Depuis 1998, il y a un moratoire sur l'exploration et exploitation de pétrole et gaz dans l'ensemble du Saint-Laurent.

L'année dernière, le gouvernement Charest commandait quatre évaluations environnementales stratégiques (EES) pour le Saint-Laurent. La première, sur l'estuaire, a été déposée l'automne dernier. Étant donné la «limpidité» des constats, le gouvernement Charest avait interdit définitivement les forages dans ce secteur fragile, riche de biodiversité et qui alimente l'industrie de la pêche et du tourisme. Le moratoire ne touche toutefois pas les îles de ce secteur.

Les trois autres EES, qui étudieront les bassins de la Madeleine, de la baie des Chaleurs et d'Anticosti, seront déposées l'année prochaine. Le gouvernement promet ensuite de consulter les populations locales avant de prendre une décision.

La ministre Normandeau espère que l'EES sur le bassin de la Madeleine précisera les secteurs de forage les «plus propices» et les «mesures d'atténuation» à déployer pour minimiser les impacts environnementaux.
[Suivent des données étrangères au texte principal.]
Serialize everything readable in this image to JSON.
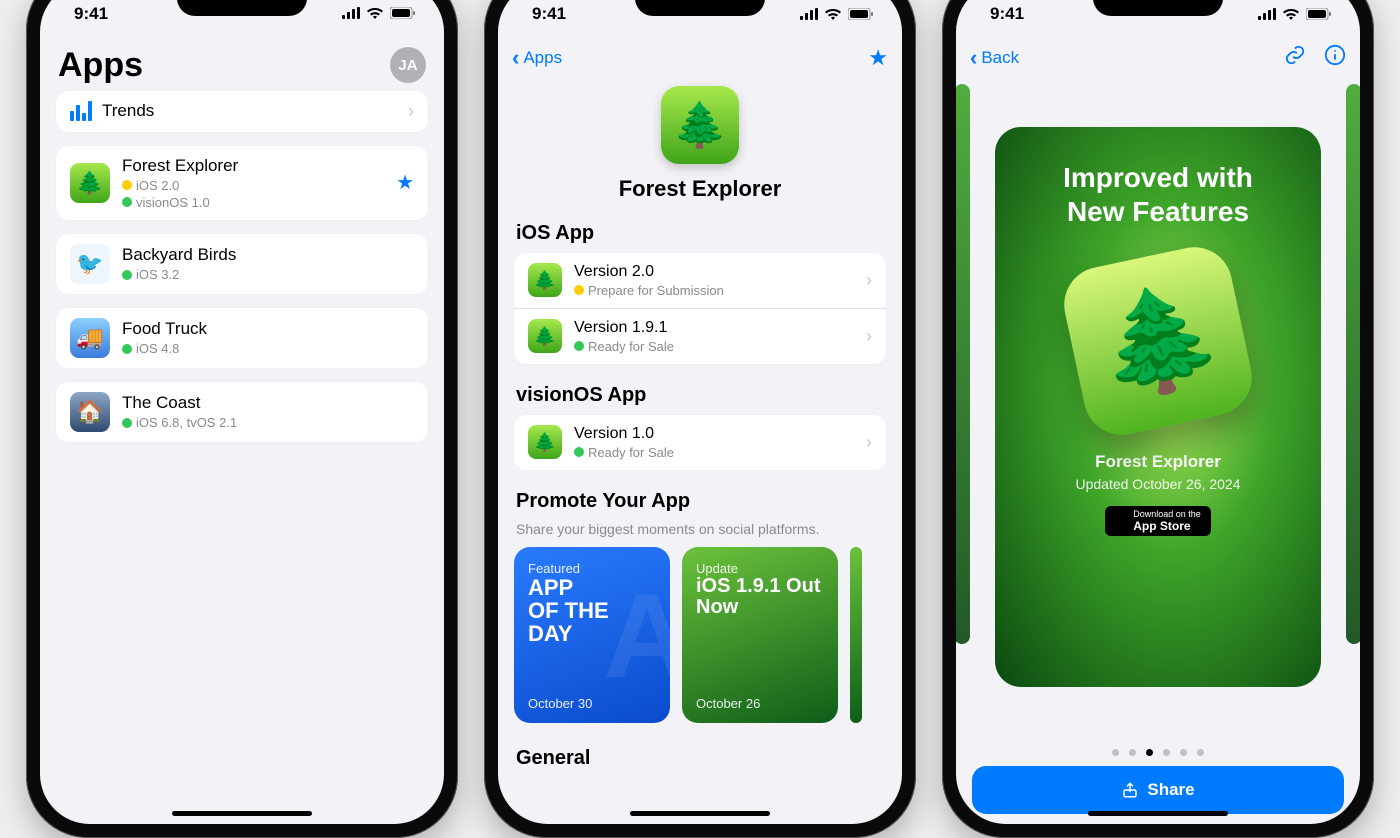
{
  "status": {
    "time": "9:41"
  },
  "phone1": {
    "title": "Apps",
    "avatar": "JA",
    "trends": "Trends",
    "apps": [
      {
        "name": "Forest Explorer",
        "lines": [
          {
            "dot": "yellow",
            "text": "iOS 2.0"
          },
          {
            "dot": "green",
            "text": "visionOS 1.0"
          }
        ],
        "starred": true,
        "icon": "forest"
      },
      {
        "name": "Backyard Birds",
        "lines": [
          {
            "dot": "green",
            "text": "iOS 3.2"
          }
        ],
        "icon": "birds"
      },
      {
        "name": "Food Truck",
        "lines": [
          {
            "dot": "green",
            "text": "iOS 4.8"
          }
        ],
        "icon": "truck"
      },
      {
        "name": "The Coast",
        "lines": [
          {
            "dot": "green",
            "text": "iOS 6.8, tvOS 2.1"
          }
        ],
        "icon": "coast"
      }
    ]
  },
  "phone2": {
    "back": "Apps",
    "app_name": "Forest Explorer",
    "sections": {
      "ios": {
        "title": "iOS App",
        "versions": [
          {
            "version": "Version 2.0",
            "status": "Prepare for Submission",
            "dot": "yellow"
          },
          {
            "version": "Version 1.9.1",
            "status": "Ready for Sale",
            "dot": "green"
          }
        ]
      },
      "visionos": {
        "title": "visionOS App",
        "versions": [
          {
            "version": "Version 1.0",
            "status": "Ready for Sale",
            "dot": "green"
          }
        ]
      },
      "promote": {
        "title": "Promote Your App",
        "subtitle": "Share your biggest moments on social platforms.",
        "cards": [
          {
            "eyebrow": "Featured",
            "big": "APP\nOF THE\nDAY",
            "date": "October 30",
            "color": "blue"
          },
          {
            "eyebrow": "Update",
            "big": "iOS 1.9.1 Out Now",
            "date": "October 26",
            "color": "green"
          }
        ]
      },
      "general": {
        "title": "General"
      }
    }
  },
  "phone3": {
    "back": "Back",
    "slide": {
      "headline1": "Improved with",
      "headline2": "New Features",
      "app": "Forest Explorer",
      "sub": "Updated October 26, 2024",
      "badge_small": "Download on the",
      "badge_big": "App Store"
    },
    "share": "Share",
    "pager_total": 6,
    "pager_active": 3
  }
}
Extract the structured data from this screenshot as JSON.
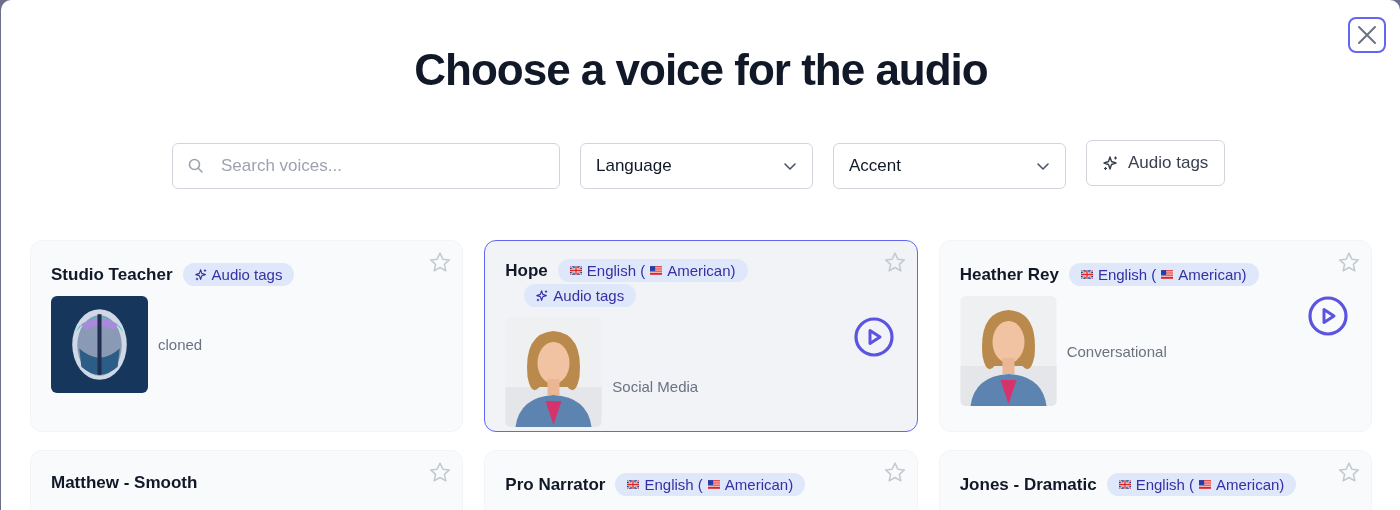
{
  "dialog": {
    "title": "Choose a voice for the audio"
  },
  "filters": {
    "search": {
      "placeholder": "Search voices..."
    },
    "dropdowns": [
      {
        "label": "Language"
      },
      {
        "label": "Accent"
      }
    ],
    "button": {
      "label": "Audio tags"
    }
  },
  "voices": [
    {
      "name": "Studio Teacher",
      "badges": [
        {
          "kind": "tags",
          "label": "Audio tags"
        }
      ],
      "description": "cloned",
      "avatar": {
        "kind": "picture"
      },
      "selected": false,
      "favorite": false,
      "playable": false
    },
    {
      "name": "Hope",
      "badges": [
        {
          "kind": "language",
          "language": "English (",
          "accent": "American)"
        },
        {
          "kind": "tags",
          "label": "Audio tags"
        }
      ],
      "description": "Social Media",
      "avatar": {
        "kind": "picture"
      },
      "selected": true,
      "favorite": false,
      "playable": true
    },
    {
      "name": "Heather Rey",
      "badges": [
        {
          "kind": "language",
          "language": "English (",
          "accent": "American)"
        }
      ],
      "description": "Conversational",
      "avatar": {
        "kind": "picture"
      },
      "selected": false,
      "favorite": false,
      "playable": true
    },
    {
      "name": "Matthew - Smooth",
      "selected": false,
      "favorite": false
    },
    {
      "name": "Pro Narrator",
      "badges": [
        {
          "kind": "language",
          "language": "English (",
          "accent": "American)"
        }
      ],
      "selected": false,
      "favorite": false
    },
    {
      "name": "Jones - Dramatic",
      "badges": [
        {
          "kind": "language",
          "language": "English (",
          "accent": "American)"
        }
      ],
      "selected": false,
      "favorite": false
    }
  ]
}
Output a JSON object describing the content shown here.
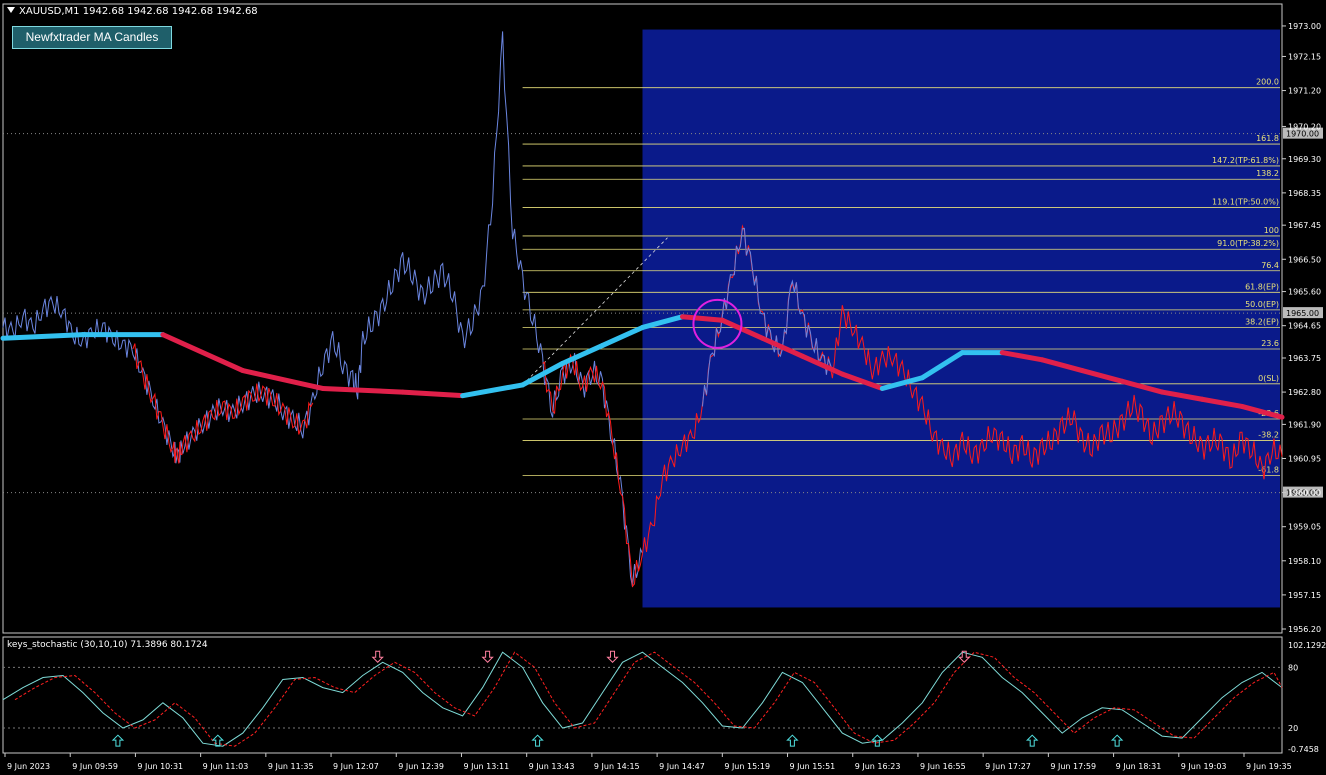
{
  "header": {
    "symbol_line": "XAUUSD,M1  1942.68 1942.68 1942.68 1942.68"
  },
  "button": {
    "label": "Newfxtrader MA Candles"
  },
  "indicator": {
    "title": "keys_stochastic (30,10,10) 71.3896 80.1724"
  },
  "colors": {
    "bull": "#6b86e0",
    "bear": "#ff1a1a",
    "ma_up": "#33c1f0",
    "ma_down": "#e0204a",
    "fib": "#e8e07a",
    "box": "#0a1a8a",
    "stoch_main": "#7fdcd8",
    "stoch_signal": "#ff2020",
    "circle": "#e020e0",
    "arrow_up": "#50e0e0",
    "arrow_down": "#ff80a0"
  },
  "chart_data": [
    {
      "type": "line",
      "series": [
        {
          "x": [
            0,
            10,
            20,
            30,
            40,
            50,
            60,
            70,
            80,
            90,
            100,
            110,
            120,
            130,
            140,
            150,
            160,
            170,
            175,
            180,
            190,
            200,
            210,
            220,
            230,
            240,
            250,
            260,
            270,
            280,
            290,
            300,
            310,
            320,
            330,
            340,
            350,
            355,
            360,
            370,
            380,
            390,
            400,
            410,
            420,
            430,
            440,
            450,
            460,
            470,
            480,
            490,
            500,
            510,
            520,
            530,
            540,
            550,
            560,
            570,
            580,
            590,
            600,
            610,
            620,
            630,
            640
          ],
          "values": [
            1964.6,
            1964.5,
            1964.9,
            1964.6,
            1965.1,
            1965.3,
            1965.0,
            1964.4,
            1964.2,
            1964.5,
            1964.6,
            1964.3,
            1964.1,
            1964.0,
            1963.3,
            1962.6,
            1961.9,
            1961.2,
            1961.0,
            1961.3,
            1961.6,
            1961.9,
            1962.2,
            1962.4,
            1962.2,
            1962.5,
            1962.7,
            1962.8,
            1962.6,
            1962.3,
            1962.0,
            1961.8,
            1962.5,
            1963.6,
            1964.2,
            1963.6,
            1963.1,
            1962.9,
            1964.2,
            1964.8,
            1965.1,
            1965.9,
            1966.4,
            1966.1,
            1965.4,
            1965.9,
            1966.1,
            1965.6,
            1964.2,
            1964.8,
            1965.5,
            1968.3,
            1972.6,
            1967.3,
            1965.9,
            1964.9,
            1963.6,
            1962.3,
            1963.3,
            1963.7,
            1962.9,
            1963.4,
            1963.0,
            1961.5,
            1959.8,
            1957.5,
            1958.3
          ]
        },
        {
          "x": [
            640,
            650,
            660,
            670,
            680,
            690,
            700,
            710,
            720,
            730,
            740,
            750,
            760,
            770,
            780,
            790,
            800,
            810,
            820,
            830,
            840,
            850,
            860,
            870,
            880,
            890,
            900,
            910,
            920,
            930,
            940,
            950,
            960,
            970,
            980,
            990,
            1000,
            1010,
            1020,
            1030,
            1040,
            1050,
            1060,
            1070,
            1080,
            1090,
            1100,
            1110,
            1120,
            1130,
            1140,
            1150,
            1160,
            1170,
            1180,
            1190,
            1200,
            1210,
            1220,
            1230,
            1240,
            1250,
            1260,
            1270,
            1280
          ],
          "values": [
            1958.3,
            1959.1,
            1960.4,
            1960.9,
            1961.3,
            1961.6,
            1962.4,
            1963.9,
            1964.9,
            1966.1,
            1967.3,
            1966.3,
            1964.9,
            1964.2,
            1963.9,
            1966.0,
            1964.9,
            1964.2,
            1963.7,
            1963.4,
            1965.0,
            1964.6,
            1964.1,
            1963.4,
            1963.7,
            1963.8,
            1963.4,
            1962.9,
            1962.4,
            1961.7,
            1961.2,
            1961.0,
            1961.4,
            1961.1,
            1961.2,
            1961.7,
            1961.4,
            1961.1,
            1961.3,
            1961.0,
            1961.2,
            1961.5,
            1961.8,
            1962.2,
            1961.4,
            1961.3,
            1961.6,
            1961.7,
            1961.9,
            1962.5,
            1962.1,
            1961.6,
            1961.9,
            1962.3,
            1961.9,
            1961.6,
            1961.2,
            1961.5,
            1961.3,
            1960.9,
            1961.5,
            1961.2,
            1960.6,
            1961.2,
            1961.0
          ]
        }
      ],
      "ma": {
        "x": [
          0,
          80,
          160,
          240,
          320,
          400,
          460,
          520,
          560,
          600,
          640,
          680,
          720,
          760,
          800,
          840,
          880,
          920,
          960,
          1000,
          1040,
          1080,
          1120,
          1160,
          1200,
          1240,
          1280
        ],
        "values": [
          1964.3,
          1964.4,
          1964.4,
          1963.4,
          1962.9,
          1962.8,
          1962.7,
          1963.0,
          1963.6,
          1964.1,
          1964.6,
          1964.9,
          1964.8,
          1964.3,
          1963.8,
          1963.3,
          1962.9,
          1963.2,
          1963.9,
          1963.9,
          1963.7,
          1963.4,
          1963.1,
          1962.8,
          1962.6,
          1962.4,
          1962.1
        ]
      },
      "ylim": [
        1956.2,
        1973.5
      ],
      "y_ticks": [
        "1973.00",
        "1972.15",
        "1971.20",
        "1970.20",
        "1969.30",
        "1968.35",
        "1967.45",
        "1966.50",
        "1965.60",
        "1964.65",
        "1963.75",
        "1962.80",
        "1961.90",
        "1960.95",
        "1960.00",
        "1959.05",
        "1958.10",
        "1957.15",
        "1956.20"
      ],
      "price_labels": [
        "1970.00",
        "1965.00",
        "1960.00"
      ],
      "fib_levels": [
        {
          "label": "200.0",
          "value": 1971.28
        },
        {
          "label": "161.8",
          "value": 1969.71
        },
        {
          "label": "147.2(TP:61.8%)",
          "value": 1969.1
        },
        {
          "label": "138.2",
          "value": 1968.73
        },
        {
          "label": "119.1(TP:50.0%)",
          "value": 1967.94
        },
        {
          "label": "100",
          "value": 1967.15
        },
        {
          "label": "91.0(TP:38.2%)",
          "value": 1966.78
        },
        {
          "label": "76.4",
          "value": 1966.18
        },
        {
          "label": "61.8(EP)",
          "value": 1965.58
        },
        {
          "label": "50.0(EP)",
          "value": 1965.09
        },
        {
          "label": "38.2(EP)",
          "value": 1964.6
        },
        {
          "label": "23.6",
          "value": 1964.0
        },
        {
          "label": "0(SL)",
          "value": 1963.03
        },
        {
          "label": "-23.6",
          "value": 1962.05
        },
        {
          "label": "-38.2",
          "value": 1961.45
        },
        {
          "label": "-61.8",
          "value": 1960.48
        }
      ]
    },
    {
      "type": "line",
      "series": [
        {
          "x": [
            0,
            20,
            40,
            60,
            80,
            100,
            120,
            140,
            160,
            180,
            200,
            220,
            240,
            260,
            280,
            300,
            320,
            340,
            360,
            380,
            400,
            420,
            440,
            460,
            480,
            500,
            520,
            540,
            560,
            580,
            600,
            620,
            640,
            660,
            680,
            700,
            720,
            740,
            760,
            780,
            800,
            820,
            840,
            860,
            880,
            900,
            920,
            940,
            960,
            980,
            1000,
            1020,
            1040,
            1060,
            1080,
            1100,
            1120,
            1140,
            1160,
            1180,
            1200,
            1220,
            1240,
            1260,
            1280
          ],
          "values": [
            48,
            60,
            70,
            72,
            55,
            35,
            20,
            28,
            45,
            30,
            5,
            2,
            15,
            40,
            68,
            70,
            60,
            55,
            72,
            85,
            75,
            55,
            40,
            32,
            60,
            95,
            80,
            45,
            20,
            25,
            55,
            85,
            95,
            80,
            65,
            45,
            22,
            20,
            45,
            75,
            65,
            40,
            15,
            5,
            8,
            25,
            45,
            75,
            95,
            90,
            70,
            55,
            35,
            15,
            30,
            40,
            38,
            25,
            12,
            10,
            30,
            50,
            65,
            75,
            60
          ]
        }
      ],
      "ylim": [
        -0.7458,
        102.1292
      ],
      "y_ticks": [
        "102.1292",
        "80",
        "20",
        "-0.7458"
      ]
    }
  ],
  "x_axis": {
    "labels": [
      "9 Jun 2023",
      "9 Jun 09:59",
      "9 Jun 10:31",
      "9 Jun 11:03",
      "9 Jun 11:35",
      "9 Jun 12:07",
      "9 Jun 12:39",
      "9 Jun 13:11",
      "9 Jun 13:43",
      "9 Jun 14:15",
      "9 Jun 14:47",
      "9 Jun 15:19",
      "9 Jun 15:51",
      "9 Jun 16:23",
      "9 Jun 16:55",
      "9 Jun 17:27",
      "9 Jun 17:59",
      "9 Jun 18:31",
      "9 Jun 19:03",
      "9 Jun 19:35"
    ]
  }
}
Le gisement Old Harry est situé à environ 80km des Iles-de-la-Madelaine, à cheval sur la frontière maritime entre le Québec et Terre-Neuve. Le gouvernement Charest est d'autant plus pressé que Terre-Neuve se prépare à exploiter le pétrole ou gaz du gisement. Après avoir effectué des levés sismiques l'automne dernier, l'entreprise Corridor Ressources vient de demander une autorisation pour procéder à des forages. L'exploitation pourrait commencer dès l'année prochaine.

De l'aveu même du critique du PQ en Affaires intergouvernementales, Bernard Drainville, cela rend le moratoire «bidon». Il craint aussi que Terre-Neuve empiète sur la frontière et «pompe le pétrole du Québec».

Mais même si Québec lève son moratoire, il ne pourrait pas encore exploiter le gisement. Les fonds marins sont de compétence fédérale. En 1985, Terre-Neuve signait une entente avec le fédéral qui menait à la création de l'Office Canada/Terre-Neuve et qui lui permettait d'exploiter ses ressources pétrolières et gazières. Québec essaie sans succès depuis les années 90 de conclure une telle entente.

L'autre problème de Québec, c'est que Terre-Neuve refuse de reconnaître sa frontière maritime de 1964, qui a pourtant été confirmée par la jurisprudence.

Les négociations piétinent depuis 12 ans. Le PQ accuse la ministre Normandeau de ne pas assez faire pression sur Ottawa. Elle refuse d'ailleurs d'en faire un enjeu aux prochaines élections électorales.

Quant à elle, Mme Normandeau se montre optimiste. Elle espère même conclure une entente avec les prochaines élections fédérales, qui pourraient être déclenchées ce printemps. Elle assure que son homologue fédéral, Christian Paradis, est réceptif. « Nos sous-ministres se parlent maintenant directement », ajoute-t-elle.